Cour de justice de l’Union européenne – BEFA – Qualification en marché public de travaux (non)
Le 22 avril 2021, la Cour de justice de l’Union européenne s’est prononcée sur la possible requalification en marché public de travaux d’un bail en l’état futur d’achèvement.
En l’espèce, la Commission européenne avait intenté un recours à l’encontre de la République d’Autriche au motif que le contrat de location longue durée d’un immeuble à construire conclu par une société immobilière publique revêtait en réalité toutes les caractéristiques d’un marché public de travaux.
Selon la Commission, la réalisation d’un ouvrage constitue un marché public de travaux lorsque celle-ci répond à des besoins précisés par un pouvoir adjudicateur. Il en va ainsi dès lors que les « spécifications demandées par le pouvoir adjudicateur vont au-delà des exigences habituelles d’un locataire » (point 51 de la décision de la Cour) ou lorsque ce dernier « a pris des mesures afin de définir les caractéristiques de l’ouvrage ou à tout le moins d’exercer une influence déterminante sur la conception de celui-ci » (point 50).
Alors même que l’avocat général concluait à la requalification en marché public de travaux, la Cour retient qu’il « est usuel qu’une entreprise, qu’elle soit privée ou publique, qui cherche à louer un immeuble de bureaux, fasse préciser certains souhaits quant aux caractéristiques que ce site devrait, dans la mesure du possible, réunir » (point 81) mais également qu’il n’est « pas inhabituel qu’un locataire prenne des mesures afin de s’assurer que l’emménagement dans les locaux puisse avoir lieu à la date prévue, notamment lorsqu’il s’agit, comme en l’espèce, d’un emménagement de grande ampleur » (point 78).
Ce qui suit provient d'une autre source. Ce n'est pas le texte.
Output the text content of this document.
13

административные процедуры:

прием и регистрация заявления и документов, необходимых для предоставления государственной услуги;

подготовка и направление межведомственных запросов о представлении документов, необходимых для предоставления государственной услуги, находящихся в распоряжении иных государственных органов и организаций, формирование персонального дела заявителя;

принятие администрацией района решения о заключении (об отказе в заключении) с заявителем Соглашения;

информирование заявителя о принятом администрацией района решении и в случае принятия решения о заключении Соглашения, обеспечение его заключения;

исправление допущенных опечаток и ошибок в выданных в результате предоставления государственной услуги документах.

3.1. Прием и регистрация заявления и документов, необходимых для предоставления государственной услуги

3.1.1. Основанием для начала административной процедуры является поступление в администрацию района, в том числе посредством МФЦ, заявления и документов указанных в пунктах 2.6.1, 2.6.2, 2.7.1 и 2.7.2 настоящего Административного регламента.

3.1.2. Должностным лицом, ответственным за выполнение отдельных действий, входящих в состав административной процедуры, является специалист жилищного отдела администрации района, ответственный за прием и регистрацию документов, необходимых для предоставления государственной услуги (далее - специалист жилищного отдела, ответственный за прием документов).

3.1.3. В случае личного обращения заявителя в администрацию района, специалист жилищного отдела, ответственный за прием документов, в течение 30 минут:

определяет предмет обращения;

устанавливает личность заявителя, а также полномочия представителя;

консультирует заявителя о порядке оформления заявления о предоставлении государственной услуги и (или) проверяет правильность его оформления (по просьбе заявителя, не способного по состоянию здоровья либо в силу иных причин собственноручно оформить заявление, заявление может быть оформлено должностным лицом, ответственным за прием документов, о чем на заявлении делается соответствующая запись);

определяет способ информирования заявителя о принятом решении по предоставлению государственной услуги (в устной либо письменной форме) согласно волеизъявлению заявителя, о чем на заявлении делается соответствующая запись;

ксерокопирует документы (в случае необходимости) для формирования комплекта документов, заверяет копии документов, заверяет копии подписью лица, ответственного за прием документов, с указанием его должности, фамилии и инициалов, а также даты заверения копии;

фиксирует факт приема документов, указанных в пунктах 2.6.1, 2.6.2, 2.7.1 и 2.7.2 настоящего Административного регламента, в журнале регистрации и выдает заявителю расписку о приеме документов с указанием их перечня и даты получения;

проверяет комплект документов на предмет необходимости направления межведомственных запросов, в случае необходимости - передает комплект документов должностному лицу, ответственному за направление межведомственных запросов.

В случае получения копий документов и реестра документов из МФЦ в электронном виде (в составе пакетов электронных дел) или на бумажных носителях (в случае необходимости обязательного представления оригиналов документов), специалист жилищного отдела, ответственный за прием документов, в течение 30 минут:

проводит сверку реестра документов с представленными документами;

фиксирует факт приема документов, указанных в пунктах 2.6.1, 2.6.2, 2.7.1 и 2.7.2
De ce fait, la Cour exclut la supposée influence de la société publique sur la conception et la réalisation de l’ouvrage.
Dans le même temps, la CJUE écarte le moyen relatif à l’absence de permis de construire délivré préalablement à la conclusion du contrat litigieux. La Cour retient à ce propos que « selon une pratique commerciale courante, les projets architecturaux de grande ampleur sont mis en location bien avant la finalisation des plans de construction détaillés, de telle sorte que le propriétaire du site ou le maître d’ouvrage n’entame la procédure formelle d’obtention d’un permis de construire que lorsqu’il dispose d’engagements de la part de locataires futurs pour une partie importante des surfaces du bâtiment projeté. » (point 74).
Sur ce point, la jurisprudence européenne se démarque d’une récente décision de la cour administrative d’appel de Nancy, cette dernière faisant de l’obtention d’un permis de construire un critère déterminant (voir en ce sens notre précédente veille sur la décision CAA Nancy, 15 avril 2021, n° 19NC02073).
En conséquence, le contrat litigieux ne pouvait être qualifié de marché public de travaux.